Guardrails change shape by situation
Guardrails are not one-size-fits-all. The same agent with the same prompt needs different rails depending on its environment, its inputs, and its blast radius. Three real-world examples:
Situation A · Internal employee assistant
- Trust level: high (authenticated employees).
- Light intent classifier: most users aren't attacking. A heavy filter would create friction.
- Moderate output schema: flexible responses needed.
- Strict tool allow-list per role: engineering can run code; HR cannot.
- Audit logging only: no real-time blocks except for clear violations.
Situation B · Public-facing customer support bot
- Trust level: low (anonymous, adversarial).
- Heavy intent classifier: jailbreak attempts every minute.
- Strict output schema: only structured responses; no free-form text that could leak.
- Tool allow-list extremely narrow: read-only on the customer's own data.
- Output filter for PII, internal codes, system prompts.
- Rate limiting per session: prevent abuse.
- Real-time monitoring on jailbreak rates.
Situation C · Autonomous trading agent
- Trust level: high inputs (your own data) but catastrophic blast radius.
- Hard rules first: position size limits, daily loss caps, asset whitelists.
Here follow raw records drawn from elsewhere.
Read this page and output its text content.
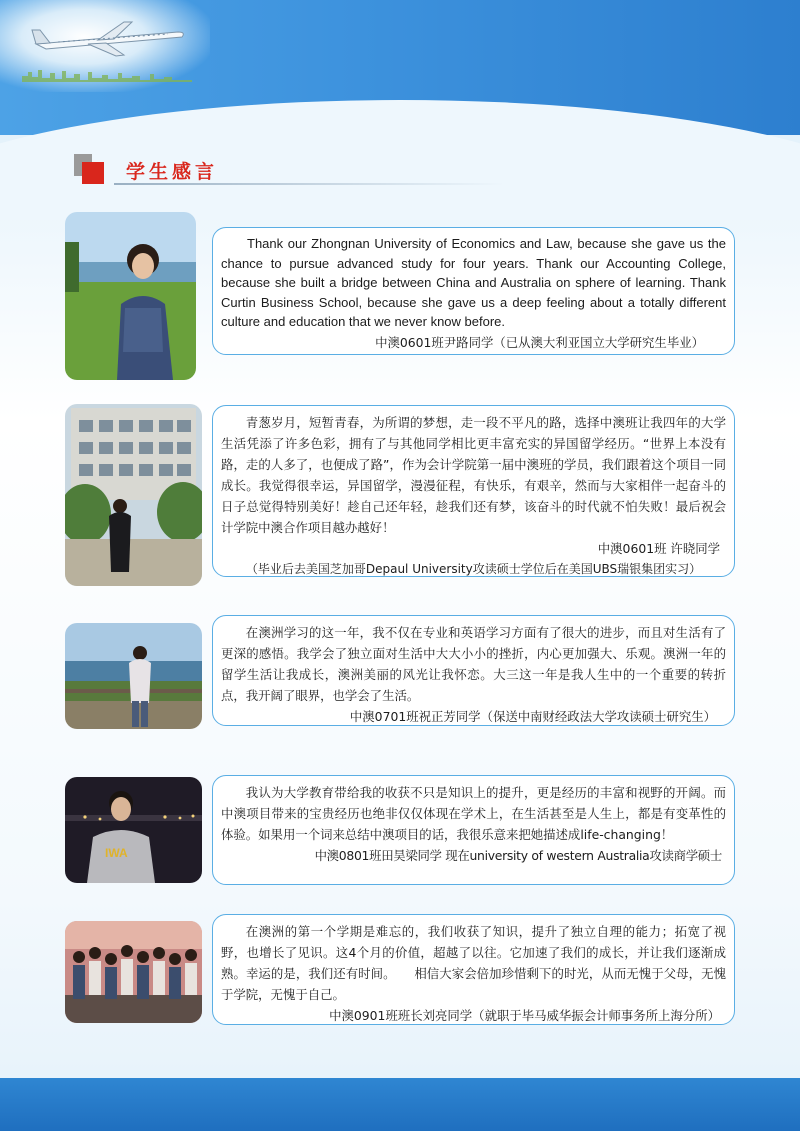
学生感言

Thank our Zhongnan University of Economics and Law, because she gave us the chance to pursue advanced study for four years. Thank our Accounting College, because she built a bridge between China and Australia on sphere of learning. Thank Curtin Business School, because she gave us a deep feeling about a totally different culture and education that we never know before.

中澳0601班尹路同学（已从澳大利亚国立大学研究生毕业）

青葱岁月，短暂青春，为所谓的梦想，走一段不平凡的路，选择中澳班让我四年的大学生活凭添了许多色彩，拥有了与其他同学相比更丰富充实的异国留学经历。“世界上本没有路，走的人多了，也便成了路”，作为会计学院第一届中澳班的学员，我们跟着这个项目一同成长。我觉得很幸运，异国留学，漫漫征程，有快乐，有艰辛，然而与大家相伴一起奋斗的日子总觉得特别美好！趁自己还年轻，趁我们还有梦，该奋斗的时代就不怕失败！最后祝会计学院中澳合作项目越办越好！

中澳0601班 许晓同学

（毕业后去美国芝加哥Depaul University攻读硕士学位后在美国UBS瑞银集团实习）

在澳洲学习的这一年，我不仅在专业和英语学习方面有了很大的进步，而且对生活有了更深的感悟。我学会了独立面对生活中大大小小的挫折，内心更加强大、乐观。澳洲一年的留学生活让我成长，澳洲美丽的风光让我怀恋。大三这一年是我人生中的一个重要的转折点，我开阔了眼界，也学会了生活。

中澳0701班祝正芳同学（保送中南财经政法大学攻读硕士研究生）

IWA

我认为大学教育带给我的收获不只是知识上的提升，更是经历的丰富和视野的开阔。而中澳项目带来的宝贵经历也绝非仅仅体现在学术上，在生活甚至是人生上，都是有变革性的体验。如果用一个词来总结中澳项目的话，我很乐意来把她描述成life-changing！

中澳0801班田昊梁同学 现在university of western Australia攻读商学硕士

在澳洲的第一个学期是难忘的，我们收获了知识，提升了独立自理的能力；拓宽了视野，也增长了见识。这4个月的价值，超越了以往。它加速了我们的成长，并让我们逐渐成熟。幸运的是，我们还有时间。　　相信大家会倍加珍惜剩下的时光，从而无愧于父母，无愧于学院，无愧于自己。

中澳0901班班长刘亮同学（就职于毕马威华振会计师事务所上海分所）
Non-negotiable.
- Pre-trade simulation: every order runs through a what-if before execution.
- Approval gate on any trade above $X.
- Kill switch: observable, externally controllable, tested weekly.
- Anomaly detection on order patterns, alert on anything outside historical norms.
- Multiple independent risk agents: disagreement on risk = no trade.
Guardrails by failure mode
A reverse lookup: "I'm worried about X, which guardrails address it?"
| Failure mode | Primary guardrail | Backup |
|---|---|---|
| Prompt injection | Output schema + role isolation | Intent classifier, cross-check |
| Hallucinated facts | Tool grounding (verify with source) | Cross-agent verification |
| Destructive tool call | Tool allow-list + dry-run | Human approval gate |
| PII leakage | Output filter + role isolation | Audit + redaction |
| Runaway cost | Token budget per workflow | Iteration cap + observer |
| Goal drift | Periodic re-anchoring | Eval against original goal |
| Compromised agent | Sandboxing + cross-check | Anomaly detection |
| Reward hacking | Multi-metric eval | External auditor agent |
A practical addendum that did not exist when this chapter was first written. The five guards above are the same five guards regardless of agent shape, but the right configuration for each depends on whether the agent is a generalist, a specialist, or a generalist plus RAG. Chapter 09 (Generalists & specialists) covers the configuration trade-offs, and the kit's profile_aware_guards() helper produces a starter GuardConfig from an AgentProfile. Separately, the agent itself can hallucinate that it has guards (or capabilities) it does not have. Chapter 10 (When the agent itself is wrong) covers the three external checks (capability registry, pinned ask, tool gate) that close that gap.